Israel warns against Palestine's UN move
Jerusalem - Israeli Foreign Minister Avigdor Lieberman on Friday bluntly told the European Union's top diplomat that UN recognition of a Palestinian state in September would render the Oslo Accords null and void.
At a breakfast meeting with EU foreign policy chief Catherine Ashton, Lieberman said the 1993 Oslo Accords that created the Palestinian Authority, and all the agreements reached since then, would be cancelled if they secured recognition of their independent state when the United Nations meets this autumn.
"The unilateral declaration at the United Nations would mean the end of the Oslo Agreement and a violation of all the agreements that were signed up to today," Lieberman was widely quoted as saying by all the mainstream Israel news websites and radio stations.
"Israel would no longer be bound to the agreements that were signed with the Palestinians over the last 18 years," he said in talks with Ashton who arrived on Thursday evening and is due to meet the Palestinian leadership later on Friday.
Ashton is on a four-day tour of the region for talks with officials in Israel, the Palestinian territories, Jordan and Egypt, during which she is aiming to find a way to resume peace talks which collapsed late last year.
But Lieberman told her there was "zero chance of restarting peace talks", and launched an attack on Palestinian president Mahmud Abbas, claiming he "does not want an agreement, he wants conflict" with Israel.
Suggestions of division
"By looking to secure a unilateral declaration of a Palestinian state, Mahmud Abbas is acting out of his own personal interests, without taking into account Palestinian interests nor the advice of many officials in the Palestinian Authority who are opposed to his initiative," public radio quoted him as saying.
Lieberman was referring to a growing number of media reports suggesting there is division within the Palestinian Authority over the diplomatic strategy of approaching the UN.
Later on Friday Ashton will meet Palestinian prime minister Salam Fayyad then have dinner with Abbas in a bid to explore options of bringing the parties back to the negotiating table after all direct contact was cut off last September.
Before arriving, Ashton said she was pushing for an urgent meeting of the Middle East Quartet of peacemaking diplomats to help relaunch negotiations, with diplomatic sources in Brussels telling AFP she was hoping for a swift meeting, by early July at the latest, in Washington.

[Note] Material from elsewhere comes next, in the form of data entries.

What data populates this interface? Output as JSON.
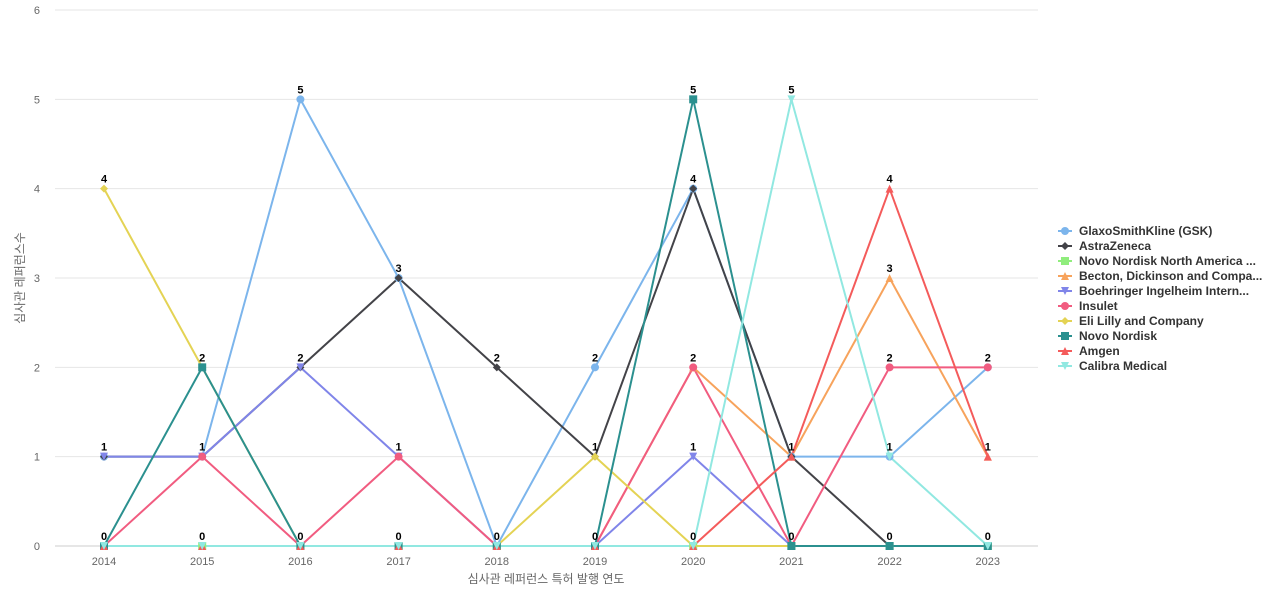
{
  "chart_data": {
    "type": "line",
    "xlabel": "심사관 레퍼런스 특허 발행 연도",
    "ylabel": "심사관 레퍼런스수",
    "x": [
      "2014",
      "2015",
      "2016",
      "2017",
      "2018",
      "2019",
      "2020",
      "2021",
      "2022",
      "2023"
    ],
    "ylim": [
      0,
      6
    ],
    "yticks": [
      0,
      1,
      2,
      3,
      4,
      5,
      6
    ],
    "grid": true,
    "legend_position": "right",
    "series": [
      {
        "name": "GlaxoSmithKline (GSK)",
        "color": "#7cb5ec",
        "marker": "circle",
        "values": [
          1,
          1,
          5,
          3,
          0,
          2,
          4,
          1,
          1,
          2
        ]
      },
      {
        "name": "AstraZeneca",
        "color": "#434348",
        "marker": "diamond",
        "values": [
          1,
          1,
          2,
          3,
          2,
          1,
          4,
          1,
          0,
          0
        ]
      },
      {
        "name": "Novo Nordisk North America ...",
        "color": "#90ed7d",
        "marker": "square",
        "values": [
          0,
          0,
          0,
          0,
          0,
          0,
          0,
          0,
          0,
          0
        ]
      },
      {
        "name": "Becton, Dickinson and Compa...",
        "color": "#f7a35c",
        "marker": "triangle",
        "values": [
          0,
          0,
          0,
          0,
          0,
          0,
          2,
          1,
          3,
          1
        ]
      },
      {
        "name": "Boehringer Ingelheim Intern...",
        "color": "#8085e9",
        "marker": "triangle-down",
        "values": [
          1,
          1,
          2,
          1,
          0,
          0,
          1,
          0,
          0,
          0
        ]
      },
      {
        "name": "Insulet",
        "color": "#f15c80",
        "marker": "circle",
        "values": [
          0,
          1,
          0,
          1,
          0,
          0,
          2,
          0,
          2,
          2
        ]
      },
      {
        "name": "Eli Lilly and Company",
        "color": "#e4d354",
        "marker": "diamond",
        "values": [
          4,
          2,
          0,
          0,
          0,
          1,
          0,
          0,
          0,
          0
        ]
      },
      {
        "name": "Novo Nordisk",
        "color": "#2b908f",
        "marker": "square",
        "values": [
          0,
          2,
          0,
          0,
          0,
          0,
          5,
          0,
          0,
          0
        ]
      },
      {
        "name": "Amgen",
        "color": "#f45b5b",
        "marker": "triangle",
        "values": [
          0,
          0,
          0,
          0,
          0,
          0,
          0,
          1,
          4,
          1
        ]
      },
      {
        "name": "Calibra Medical",
        "color": "#91e8e1",
        "marker": "triangle-down",
        "values": [
          0,
          0,
          0,
          0,
          0,
          0,
          0,
          5,
          1,
          0
        ]
      }
    ],
    "data_labels": [
      {
        "x": "2014",
        "y": 4,
        "text": "4"
      },
      {
        "x": "2014",
        "y": 1,
        "text": "1"
      },
      {
        "x": "2014",
        "y": 0,
        "text": "0"
      },
      {
        "x": "2015",
        "y": 2,
        "text": "2"
      },
      {
        "x": "2015",
        "y": 1,
        "text": "1"
      },
      {
        "x": "2015",
        "y": 0,
        "text": "0"
      },
      {
        "x": "2016",
        "y": 5,
        "text": "5"
      },
      {
        "x": "2016",
        "y": 2,
        "text": "2"
      },
      {
        "x": "2016",
        "y": 0,
        "text": "0"
      },
      {
        "x": "2017",
        "y": 3,
        "text": "3"
      },
      {
        "x": "2017",
        "y": 1,
        "text": "1"
      },
      {
        "x": "2017",
        "y": 0,
        "text": "0"
      },
      {
        "x": "2018",
        "y": 2,
        "text": "2"
      },
      {
        "x": "2018",
        "y": 0,
        "text": "0"
      },
      {
        "x": "2019",
        "y": 2,
        "text": "2"
      },
      {
        "x": "2019",
        "y": 1,
        "text": "1"
      },
      {
        "x": "2019",
        "y": 0,
        "text": "0"
      },
      {
        "x": "2020",
        "y": 5,
        "text": "5"
      },
      {
        "x": "2020",
        "y": 4,
        "text": "4"
      },
      {
        "x": "2020",
        "y": 2,
        "text": "2"
      },
      {
        "x": "2020",
        "y": 1,
        "text": "1"
      },
      {
        "x": "2020",
        "y": 0,
        "text": "0"
      },
      {
        "x": "2021",
        "y": 5,
        "text": "5"
      },
      {
        "x": "2021",
        "y": 1,
        "text": "1"
      },
      {
        "x": "2021",
        "y": 0,
        "text": "0"
      },
      {
        "x": "2022",
        "y": 4,
        "text": "4"
      },
      {
        "x": "2022",
        "y": 3,
        "text": "3"
      },
      {
        "x": "2022",
        "y": 2,
        "text": "2"
      },
      {
        "x": "2022",
        "y": 1,
        "text": "1"
      },
      {
        "x": "2022",
        "y": 0,
        "text": "0"
      },
      {
        "x": "2023",
        "y": 2,
        "text": "2"
      },
      {
        "x": "2023",
        "y": 1,
        "text": "1"
      },
      {
        "x": "2023",
        "y": 0,
        "text": "0"
      }
    ]
  }
}
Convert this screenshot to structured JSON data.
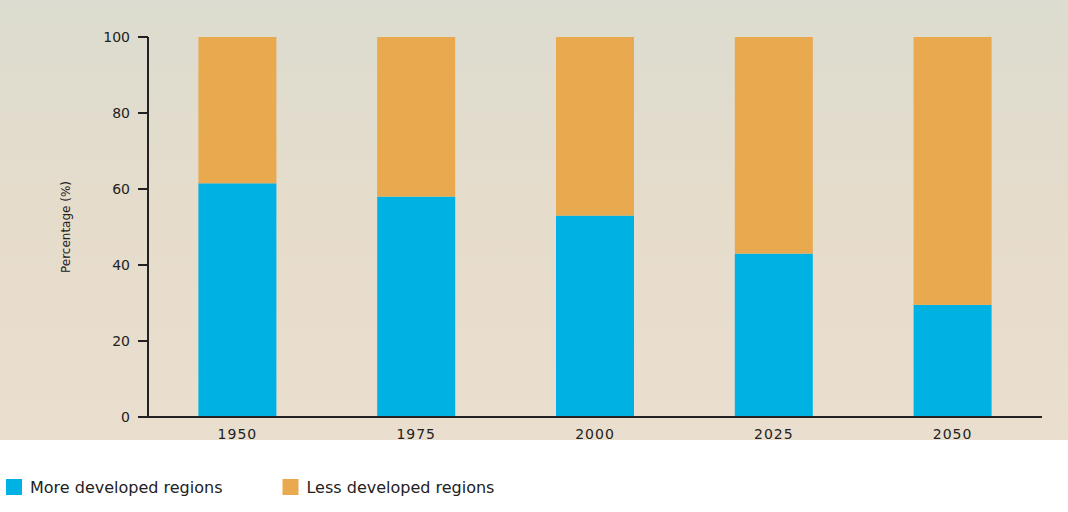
{
  "chart_data": {
    "type": "bar",
    "stacked": true,
    "y_label": "Percentage (%)",
    "categories": [
      "1950",
      "1975",
      "2000",
      "2025",
      "2050"
    ],
    "series": [
      {
        "name": "More developed regions",
        "color": "#00b2e3",
        "values": [
          61.5,
          58,
          53,
          43,
          29.5
        ]
      },
      {
        "name": "Less developed regions",
        "color": "#e8a94f",
        "values": [
          38.5,
          42,
          47,
          57,
          70.5
        ]
      }
    ],
    "ylim": [
      0,
      100
    ],
    "yticks": [
      0,
      20,
      40,
      60,
      80,
      100
    ],
    "grid": false,
    "legend": "bottom"
  }
}
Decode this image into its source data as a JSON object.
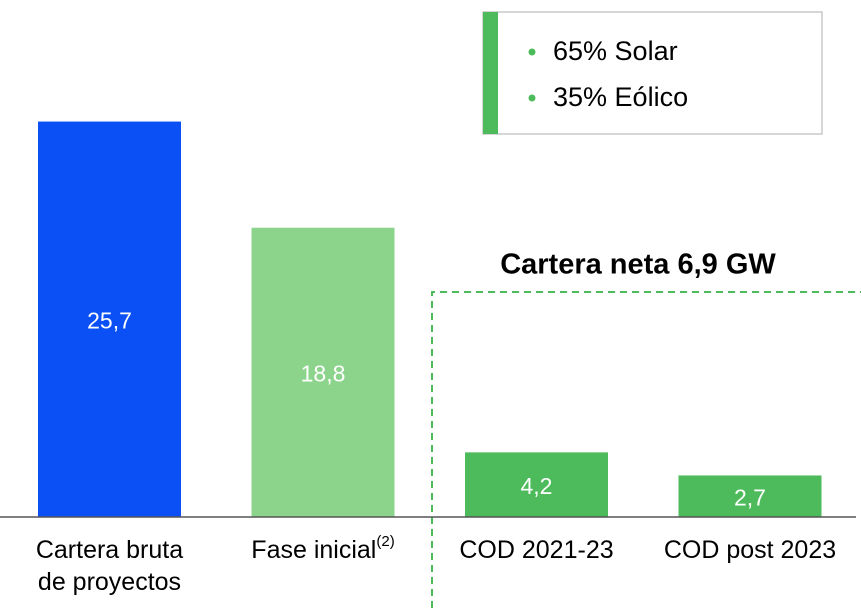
{
  "chart_data": {
    "type": "bar",
    "categories": [
      "Cartera bruta de proyectos",
      "Fase inicial",
      "COD 2021-23",
      "COD post 2023"
    ],
    "category_superscripts": [
      null,
      "(2)",
      null,
      null
    ],
    "values": [
      25.7,
      18.8,
      4.2,
      2.7
    ],
    "value_labels": [
      "25,7",
      "18,8",
      "4,2",
      "2,7"
    ],
    "colors": [
      "#0a50f5",
      "#8cd48c",
      "#4dbb5b",
      "#4dbb5b"
    ],
    "ylim": [
      0,
      33.6
    ],
    "bracket_label": "Cartera neta 6,9 GW",
    "box_items": [
      "65% Solar",
      "35% Eólico"
    ]
  }
}
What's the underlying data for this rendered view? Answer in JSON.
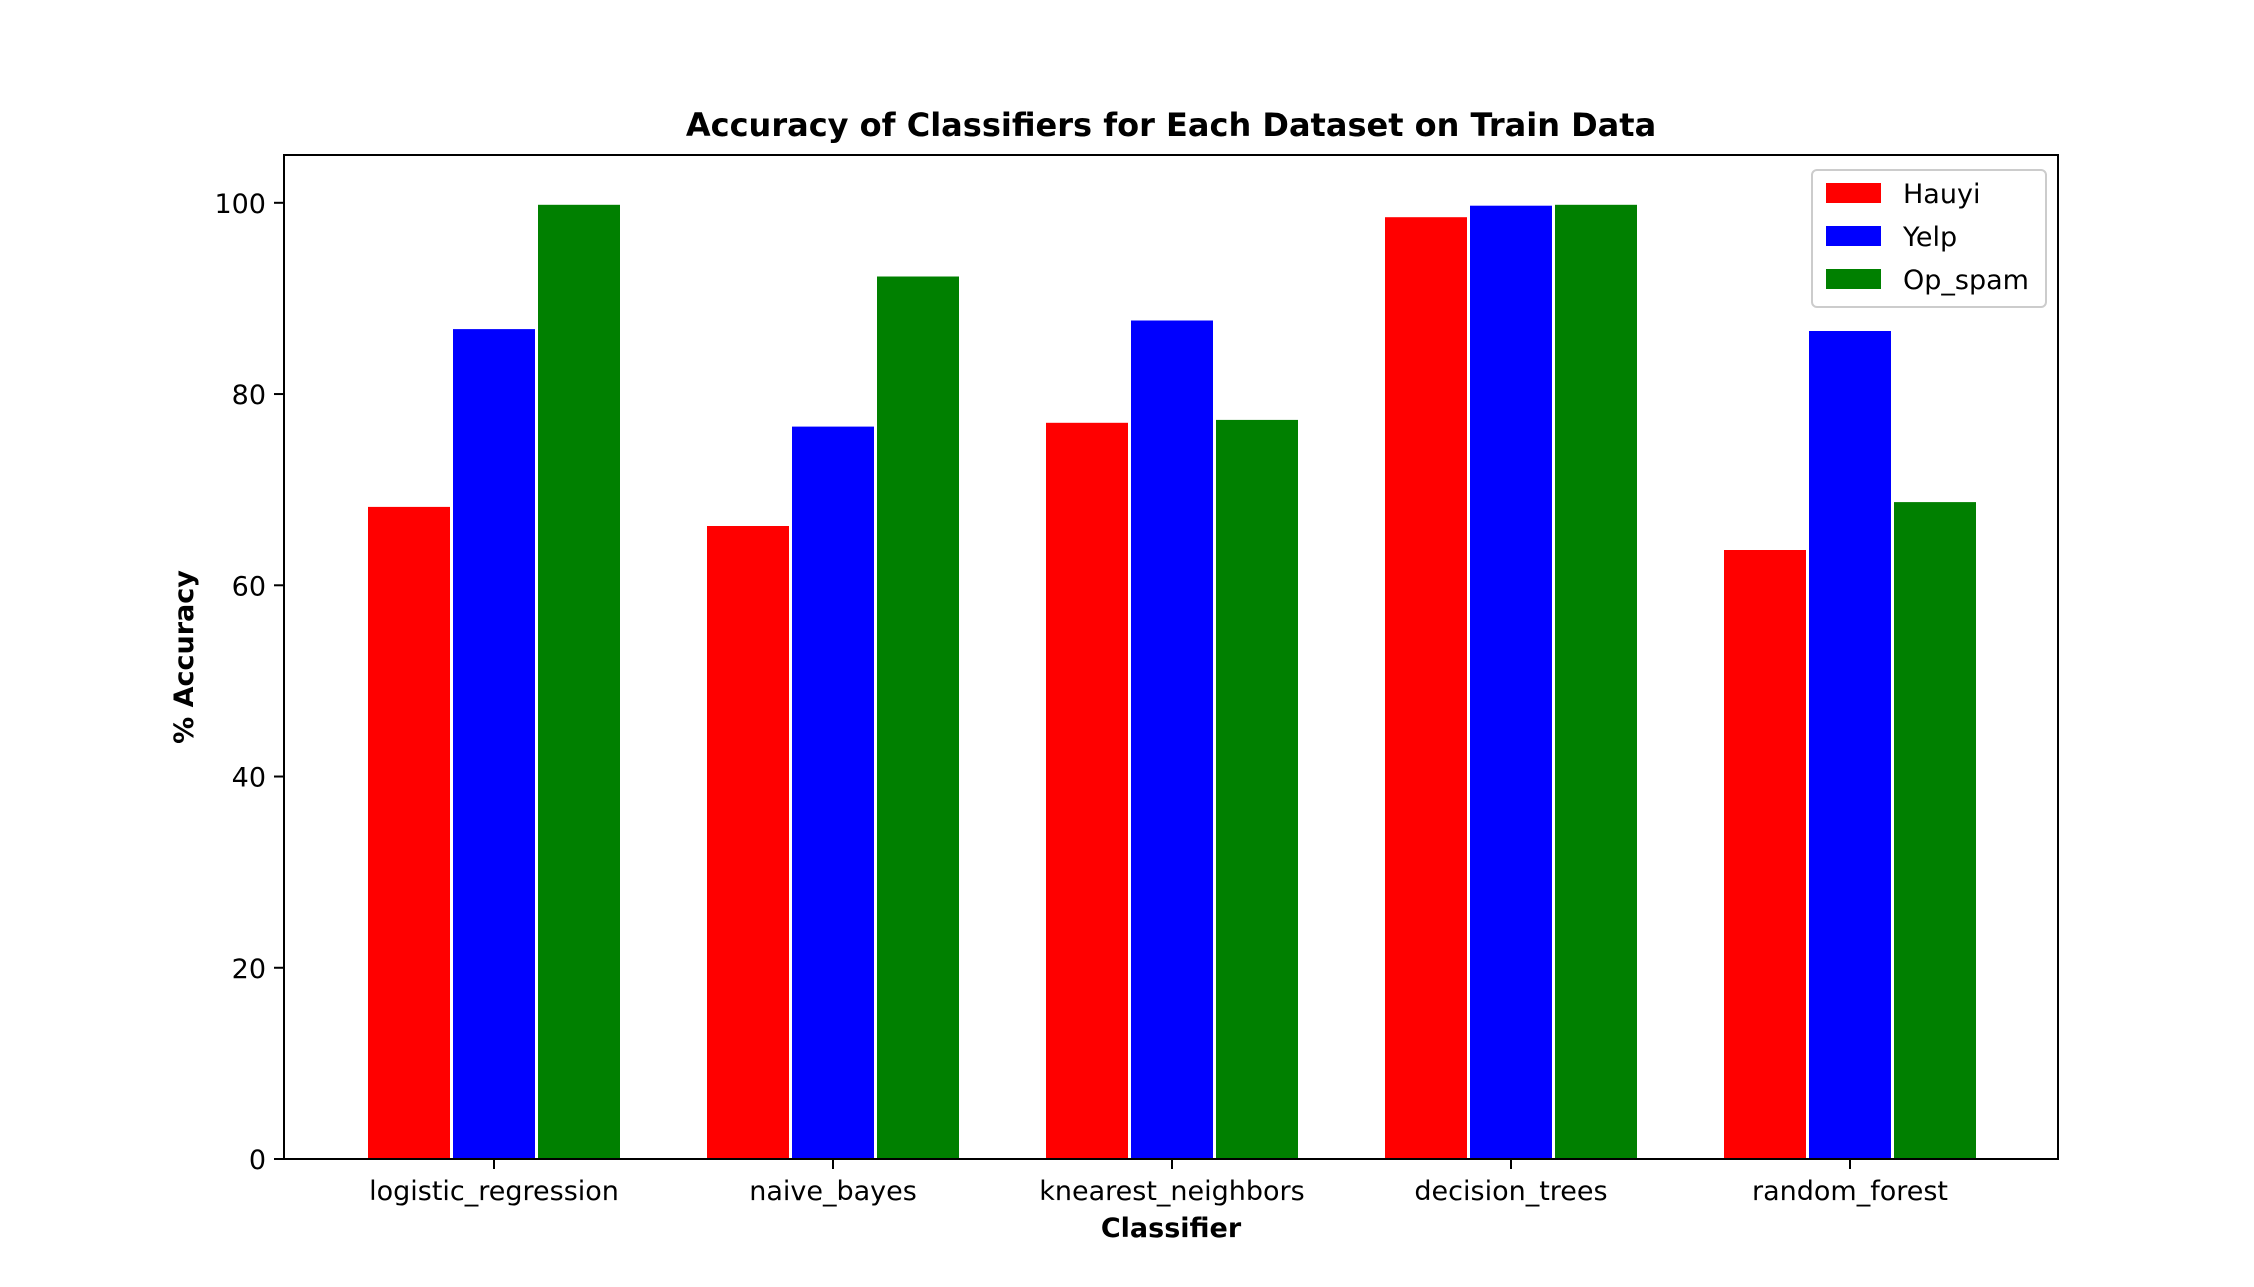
{
  "chart_data": {
    "type": "bar",
    "title": "Accuracy of Classifiers for Each Dataset on Train Data",
    "xlabel": "Classifier",
    "ylabel": "% Accuracy",
    "categories": [
      "logistic_regression",
      "naive_bayes",
      "knearest_neighbors",
      "decision_trees",
      "random_forest"
    ],
    "series": [
      {
        "name": "Hauyi",
        "color": "#ff0000",
        "values": [
          68.3,
          66.3,
          77.1,
          98.6,
          63.8
        ]
      },
      {
        "name": "Yelp",
        "color": "#0000ff",
        "values": [
          86.9,
          76.7,
          87.8,
          99.8,
          86.7
        ]
      },
      {
        "name": "Op_spam",
        "color": "#008000",
        "values": [
          99.9,
          92.4,
          77.4,
          99.9,
          68.8
        ]
      }
    ],
    "ylim": [
      0,
      105
    ],
    "yticks": [
      0,
      20,
      40,
      60,
      80,
      100
    ],
    "grid": false,
    "legend": "top-right"
  }
}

On June 10, she wrote to her fellow Quartet principals - US Secretary of State Hillary Clinton, Russian Foreign Minister Sergei Lavrov and UN Secretary General Ban Ki-moon - calling for the Quartet to adopt a statement consolidating elements of US President Barack Obama's call for talks to resume on the basis of 1967 borders.
"It is critical that we make a gesture before the summer, because we need to contribute to a calming of a volatile situation," she wrote in her letter, a copy of which was seen by AFP.
"This is no time for unilateral moves on either side, since this could lead to escalation," she wrote.
Ashton is just one of a number of world leaders working to find a way to head off potentially volatile developments in September when the Palestinians approach the United Nations to request membership and recognition by the 192-member body in a move fiercely opposed by Israel.
She will travel to Cairo on Saturday to discuss events in Libya, before returning to Israel on Sunday for a joint meeting with Israeli Prime Minister Benjamin Netanyahu and Quartet envoy Tony Blair, an EU spokesperson said.
She will then fly to Luxembourg to brief the EU's 27 foreign ministers on Monday.